ICD-10-PCS Codes
Procedure: Laparoscopic sigmoidectomy
Postoperative Diagnosis: Recurrent sigmoid
volvulus
Description of Procedure: Patient is brought to
the operating room, placed supine on operating table. General
anesthesia was induced without complications and patient was placed
in low lithotomy position. Patient was then prepped and draped in
usual sterile fashion. A left mid quadrant incision was made with
15 blade and using the 11 mm Ethicon Excel trocar, this was placed
into the peritoneal cavity under direct vision. Gas was insufflated
into the abdomen after confirming that we are in the peritoneal
cavity with the camera. There were no gross abnormalities seen. Two
additional trocars were placed under direct visualization, 12 mm in
right lower quadrant and 5 mm in right mid area. The patient was
placed in Trendelenberg position and the small bowel is retracted
out of the way. Patient had a very redundant and long sigmoid. We
scored the mesentery of the distal sigmoid and proximal rectum and
isolated the colonic wall. The peritoneum was thick even though the
mesentery was not. We then stapled across the proximal rectum. It
was wide. We then dissected the mesentery up toward the proximal
sigmoid where the mesentery was tethered and fixed. There was long
redundancy of the sigmoid, at least 2 feet. We clipped proximal
vessels and ligated mesentery with the Ligasure. Patient did have
lateral attachments of the descending colon but lower in the
mesentery, not at the colonic wall, and the mesentery is long so
the colon does continue to migrate up and down. The proximal margin
was measured for distance from the tumor and for adequate length
for reanastomosis. Using a scalpel, we opened up a lower pelvic
wound and dissected down. The anterior fascia was opened up a lower
pelvic wound and dissected down. The anterior fascia was opened up
and the rectus muscle retracted medially. The posterior fascia was
opened up and the wound protector was placed. The distal end of the
sigmoid colon was pulled through the wound until it was restricted.
The mesentery was ligated up to the colonic wall. The proximal
colon was transected with stapler and specimen sent off the table.
The staple line was opened up and measured for 31 EEA. A running
baseball stitch suture was placed with 2-0 prolene and the anvil
was tied down. The base was cleaned off for the anastomosis. No
diverticuli was present on the base. We then placed the remaining
colon back into the abdominal cavity. Gloves were changed and the
wound protector was removed. The posterior fascia was
reapproximated with 0- vicryl in running fashion. The wound was
irrigated and dried. The anterior fascia was reapproximated with
0-PDS in running fashion. Gas was reinsufflated into the abdominal
cavity.
The EEA stapler was placed into the rectum and maneuvered until it
was at the end of the staple line and flat. The spike was pierced
through and the anvil was attached and secured. The colon was
checked to make sure it was not twisted or kinked. The EEA stapler
was closed. One final check was performed and the stapler was
fired. The stapler was opened and slowly removed from the rectum.

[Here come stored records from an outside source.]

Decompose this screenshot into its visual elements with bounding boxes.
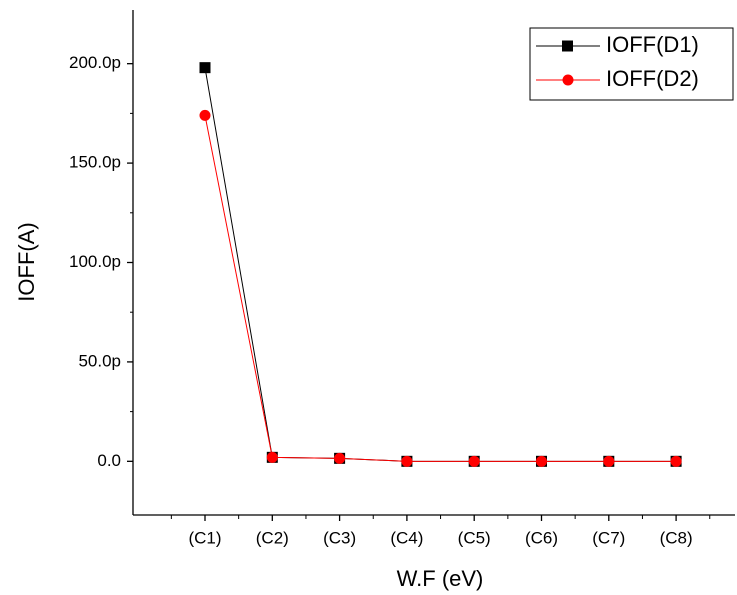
y-axis-label: IOFF(A) bbox=[14, 222, 39, 301]
marker bbox=[469, 456, 480, 467]
y-tick-label: 200.0p bbox=[69, 53, 121, 72]
legend-marker bbox=[562, 41, 573, 52]
x-tick-label: (C4) bbox=[390, 528, 423, 547]
marker bbox=[200, 110, 211, 121]
legend-label: IOFF(D2) bbox=[606, 66, 699, 91]
marker bbox=[334, 453, 345, 464]
legend-label: IOFF(D1) bbox=[606, 32, 699, 57]
y-tick-label: 50.0p bbox=[78, 351, 121, 370]
y-tick-label: 100.0p bbox=[69, 252, 121, 271]
series-line bbox=[205, 115, 676, 461]
legend-marker bbox=[563, 75, 574, 86]
x-tick-label: (C6) bbox=[525, 528, 558, 547]
y-tick-label: 0.0 bbox=[97, 451, 121, 470]
x-tick-label: (C5) bbox=[458, 528, 491, 547]
marker bbox=[536, 456, 547, 467]
y-tick-label: 150.0p bbox=[69, 153, 121, 172]
chart: W.F (eV) IOFF(A) 0.0 50.0p 100.0p 150.0p 200… bbox=[0, 0, 737, 595]
x-tick-label: (C1) bbox=[188, 528, 221, 547]
x-tick-label: (C7) bbox=[592, 528, 625, 547]
x-tick-label: (C2) bbox=[256, 528, 289, 547]
marker bbox=[603, 456, 614, 467]
marker bbox=[267, 452, 278, 463]
x-axis-label: W.F (eV) bbox=[397, 566, 484, 591]
x-tick-label: (C8) bbox=[660, 528, 693, 547]
marker bbox=[200, 62, 211, 73]
series-line bbox=[205, 68, 676, 462]
x-tick-label: (C3) bbox=[323, 528, 356, 547]
marker bbox=[671, 456, 682, 467]
marker bbox=[401, 456, 412, 467]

There were two intact donuts on inspection and these were sent as
proximal and distal margin. The pelvis was irrigated clear and
irrigant was placed. The proctosigmoidoscope was replaced and air
was insufflated after clamping proximal to the anastomosis. There
was no evidence of leakage. No bleeding seen through the scope. The
air was removed and the proctoscope was removed. The area was
suction cleaned. The gutters were inspected and suction dried. The
mesentery was tethered but the bowel was not. So we sutured secured
the bowel to the side pelvic wall and sutured the mesenteric
peritoneal edges to secure it in place. The bowel was replaced. The
trocars were then removed under direct visualization. The wounds
were irrigated and dried. Hemostasis was achieved with
electrocautery. The skin was closed with 4-0 vicryl. The wounds
were cleaned and dried and dressed with steristrips and clean
dressing.
Questions
• Based on your
review of the operative report, what body system and root operation
would you select?
• Based on your
responses to the first question, what is the
code table?
• Based on your
review of the operative report, what is the approach?
• According to the
operative report, did the procedure also include an open approach?
Which guideline would guide your final approach selection?
• What code(s) is
assigned?
1.All characters in ICD-10 PCS are seven characters ,which comprises of section,body system,root operation ,body part,approach,device and qualifier.Body system-
2 Section -Medical surgical=. 0
Body systems-D - Gastrointestinal system.
Root operation-Resection=T
Body part =N
Approach=4
Device=Z
Qualifier=Z
Code table=0DTN4ZZ
3 The approach used is Percutaneous Endoscopic approach.
4 No,it used only the Percutaneous Endosopic approach .Aleft mid quadrant incision was made with15 blade and using the 11mm Ethico Excel trocar this was placed into the peritoneal cavity under direct vision This is the guideline which i used to conclude my approach
4. 45331-Sigmoidoscopy ,flexible,with biopsy single or multiple.